8. The contention for the respondent is based on Section 33(5). Mr. Rajappa says that Section 19 is not an assessing provision but only deals with collection. According to him, Section 33(5) is the only provision which enables assessment. With reference to the last submission about Section 33(5), we accept it. Assessment of a dealer who had not furnished returns can only be and is always under Section 33(5). But when a defunct firm is to be assessed as if it continues to exist for the purpose of assessment, that enabling provision-and in this case it is Section 19(3)-will have to be read with Section 33(5). In other words, Sub-section (3) of Section 19 may be treated as a proviso to or an explanation of Section 33(5). But because Sub-section (3) of Section 19 is of a general nature applicable to a defunct firm, whether the existing firm made returns or not, it applies separately. That will not detract from the fact that Sub-section (3) of Section 19 provides for a procedure for assessing a defunct firm by deeming the defunct firm as continuing to exist for the purpose of assessment.

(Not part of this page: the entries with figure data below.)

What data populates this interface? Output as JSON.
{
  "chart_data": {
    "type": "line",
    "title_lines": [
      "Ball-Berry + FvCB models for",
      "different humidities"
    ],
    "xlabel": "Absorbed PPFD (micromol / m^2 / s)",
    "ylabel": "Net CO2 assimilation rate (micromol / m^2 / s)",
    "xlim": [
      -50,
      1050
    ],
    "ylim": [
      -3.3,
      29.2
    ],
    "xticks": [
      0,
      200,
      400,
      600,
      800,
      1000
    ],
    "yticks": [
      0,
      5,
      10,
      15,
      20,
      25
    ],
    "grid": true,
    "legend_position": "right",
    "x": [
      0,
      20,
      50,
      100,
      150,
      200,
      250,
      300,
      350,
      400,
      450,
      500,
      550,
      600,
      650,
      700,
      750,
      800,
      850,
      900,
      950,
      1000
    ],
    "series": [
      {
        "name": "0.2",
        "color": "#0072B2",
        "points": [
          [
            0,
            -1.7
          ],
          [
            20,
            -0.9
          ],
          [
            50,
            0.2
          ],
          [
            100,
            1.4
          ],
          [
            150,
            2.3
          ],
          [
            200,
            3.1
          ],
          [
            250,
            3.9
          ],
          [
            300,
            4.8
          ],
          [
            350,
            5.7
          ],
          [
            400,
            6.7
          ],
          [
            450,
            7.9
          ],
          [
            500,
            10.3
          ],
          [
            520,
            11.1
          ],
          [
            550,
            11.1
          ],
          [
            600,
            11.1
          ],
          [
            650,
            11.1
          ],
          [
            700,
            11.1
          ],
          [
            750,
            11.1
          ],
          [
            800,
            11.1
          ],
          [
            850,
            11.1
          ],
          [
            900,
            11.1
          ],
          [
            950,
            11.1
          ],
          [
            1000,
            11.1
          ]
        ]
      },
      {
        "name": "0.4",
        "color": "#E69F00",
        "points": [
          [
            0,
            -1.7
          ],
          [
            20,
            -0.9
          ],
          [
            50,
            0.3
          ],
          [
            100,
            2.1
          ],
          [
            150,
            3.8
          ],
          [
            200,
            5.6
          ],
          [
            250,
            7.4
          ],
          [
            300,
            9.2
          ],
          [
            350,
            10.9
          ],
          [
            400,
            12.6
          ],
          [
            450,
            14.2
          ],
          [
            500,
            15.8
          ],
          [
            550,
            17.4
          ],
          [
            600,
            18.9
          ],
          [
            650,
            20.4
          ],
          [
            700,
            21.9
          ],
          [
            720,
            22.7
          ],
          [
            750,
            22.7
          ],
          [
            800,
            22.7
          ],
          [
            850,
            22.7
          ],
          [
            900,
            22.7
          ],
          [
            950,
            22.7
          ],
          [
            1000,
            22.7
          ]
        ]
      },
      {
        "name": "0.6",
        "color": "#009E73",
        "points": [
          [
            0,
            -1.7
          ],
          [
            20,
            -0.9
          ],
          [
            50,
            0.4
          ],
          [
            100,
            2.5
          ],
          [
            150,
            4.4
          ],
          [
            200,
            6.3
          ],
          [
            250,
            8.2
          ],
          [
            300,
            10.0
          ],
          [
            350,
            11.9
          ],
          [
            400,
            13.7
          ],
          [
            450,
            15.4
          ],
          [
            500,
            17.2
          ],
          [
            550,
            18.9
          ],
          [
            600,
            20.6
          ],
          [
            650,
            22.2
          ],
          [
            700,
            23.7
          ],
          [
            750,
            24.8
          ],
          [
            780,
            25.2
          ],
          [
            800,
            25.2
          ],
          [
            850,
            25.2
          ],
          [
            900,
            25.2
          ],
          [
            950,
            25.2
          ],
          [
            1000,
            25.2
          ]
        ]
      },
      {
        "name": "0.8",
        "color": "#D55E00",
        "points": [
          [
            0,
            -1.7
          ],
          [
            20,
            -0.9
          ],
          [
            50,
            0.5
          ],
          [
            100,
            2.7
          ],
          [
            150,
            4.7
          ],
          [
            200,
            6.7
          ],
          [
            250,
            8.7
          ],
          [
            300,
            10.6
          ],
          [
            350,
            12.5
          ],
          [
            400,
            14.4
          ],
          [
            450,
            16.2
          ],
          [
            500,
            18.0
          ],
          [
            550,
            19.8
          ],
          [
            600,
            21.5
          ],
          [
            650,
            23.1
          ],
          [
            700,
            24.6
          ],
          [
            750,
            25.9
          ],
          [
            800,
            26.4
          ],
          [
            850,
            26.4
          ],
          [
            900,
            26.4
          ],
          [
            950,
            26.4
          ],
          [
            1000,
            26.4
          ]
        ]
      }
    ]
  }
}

9. Reference was made to Section 44 of the Income-tax Act and the decided cases thereon. But that section contains express provision enabling a defunct firm to be assessed to income-tax. Though the language of Section 44 of the Income-tax Act is not in pan materia with Section 19(3) of the Bombay Act, on a construction of the latter provision we have, as already indicated, come to the conclusion that it does provide for a procedure for assessing a defunct firm.
10. The appeal is accordingly allowed.